While that might sound like standard negotiating stuff, some players who have gone through the process – especially ones who could reasonably be described as members of their team’s supporting cast — have volunteered how deflating it can be to be discussed in such disparaging terms by officials of the club that employs them.

Some guys can shrug off those blistering evaluations as nothing more than their team looking out for its interests, but others have suggested that what transpires in a hearing can sting, even cause them to question whether the club actually values their work.

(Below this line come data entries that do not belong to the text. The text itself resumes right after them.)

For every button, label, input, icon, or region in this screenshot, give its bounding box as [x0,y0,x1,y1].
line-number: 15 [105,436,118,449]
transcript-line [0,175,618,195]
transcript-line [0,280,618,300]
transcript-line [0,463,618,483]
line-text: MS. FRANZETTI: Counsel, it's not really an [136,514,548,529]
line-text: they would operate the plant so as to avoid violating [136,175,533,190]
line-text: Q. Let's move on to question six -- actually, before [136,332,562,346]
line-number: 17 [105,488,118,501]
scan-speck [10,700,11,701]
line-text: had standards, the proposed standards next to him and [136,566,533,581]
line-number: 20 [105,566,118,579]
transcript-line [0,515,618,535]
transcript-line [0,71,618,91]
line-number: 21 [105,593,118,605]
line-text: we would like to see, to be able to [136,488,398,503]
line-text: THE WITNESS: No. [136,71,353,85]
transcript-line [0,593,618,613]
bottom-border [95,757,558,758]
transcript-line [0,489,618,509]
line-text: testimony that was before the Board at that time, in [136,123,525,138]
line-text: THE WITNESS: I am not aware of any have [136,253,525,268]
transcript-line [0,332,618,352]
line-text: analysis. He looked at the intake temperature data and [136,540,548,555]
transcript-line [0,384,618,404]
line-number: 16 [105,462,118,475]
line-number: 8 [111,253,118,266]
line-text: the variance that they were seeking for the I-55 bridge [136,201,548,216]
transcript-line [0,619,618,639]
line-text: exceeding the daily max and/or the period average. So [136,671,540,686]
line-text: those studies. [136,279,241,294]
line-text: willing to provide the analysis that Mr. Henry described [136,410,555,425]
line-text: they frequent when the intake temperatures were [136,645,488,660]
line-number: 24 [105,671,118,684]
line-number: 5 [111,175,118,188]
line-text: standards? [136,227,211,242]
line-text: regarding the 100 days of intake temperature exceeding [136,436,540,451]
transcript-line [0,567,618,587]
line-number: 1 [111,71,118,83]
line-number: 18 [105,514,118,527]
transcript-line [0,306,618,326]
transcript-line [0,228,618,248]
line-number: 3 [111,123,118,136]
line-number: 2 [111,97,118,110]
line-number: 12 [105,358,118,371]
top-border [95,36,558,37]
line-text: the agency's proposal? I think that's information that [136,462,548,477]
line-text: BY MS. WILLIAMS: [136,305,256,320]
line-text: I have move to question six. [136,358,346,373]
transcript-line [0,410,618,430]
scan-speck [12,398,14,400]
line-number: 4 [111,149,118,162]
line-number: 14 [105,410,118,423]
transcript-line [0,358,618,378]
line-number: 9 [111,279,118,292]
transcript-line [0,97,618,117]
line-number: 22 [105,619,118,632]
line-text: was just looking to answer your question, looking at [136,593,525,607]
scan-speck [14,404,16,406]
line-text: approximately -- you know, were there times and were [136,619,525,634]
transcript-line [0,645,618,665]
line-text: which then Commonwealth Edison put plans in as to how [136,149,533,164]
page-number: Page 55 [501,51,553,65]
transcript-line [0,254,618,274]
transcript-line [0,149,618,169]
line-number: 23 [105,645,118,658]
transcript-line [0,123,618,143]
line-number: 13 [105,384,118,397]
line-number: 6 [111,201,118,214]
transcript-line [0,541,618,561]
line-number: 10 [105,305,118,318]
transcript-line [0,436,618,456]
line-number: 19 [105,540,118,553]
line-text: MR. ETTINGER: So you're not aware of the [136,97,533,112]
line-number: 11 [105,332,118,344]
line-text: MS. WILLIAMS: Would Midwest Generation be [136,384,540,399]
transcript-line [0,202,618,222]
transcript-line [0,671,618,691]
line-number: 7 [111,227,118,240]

There’s no reason to think O’Connor is a delicate flower whose psyche would be shattered by what is said about him during a hearing; he might well be one of the guys who would shed it the way a 6-foot-3, 205-pound winger intent on bulling his way to the net would shed an undersized defenseman.

Still, confidence is the greatest asset a player can have, and it really could be counter-productive to knowingly risk shaking O’Connor’s belief in his abilities at this stage of his development.

While O’Connor isn’t likely to develop into a difference-maker, he played well down the stretch in 2022-23 and had a strong showing for Team USA at the world championships. He should enter training camp with genuine momentum, and appears to be on a positive career trajectory.

That said, O’Connor has to recognize the niche he occupies on this team, and set his salary expectations accordingly.

The Pittsburgh Penguins obviously have some salary-cap concerns — depending on how one configures their Opening Night roster, they’re already above the $83.5 million ceiling — and if O’Connor’s hearing actually is held, they surely will look to make the most effective case possible. regardless of how O’Connor is skewered in the process.

Which is why both sides should do everything possible to reach a settlement before Aug. 4.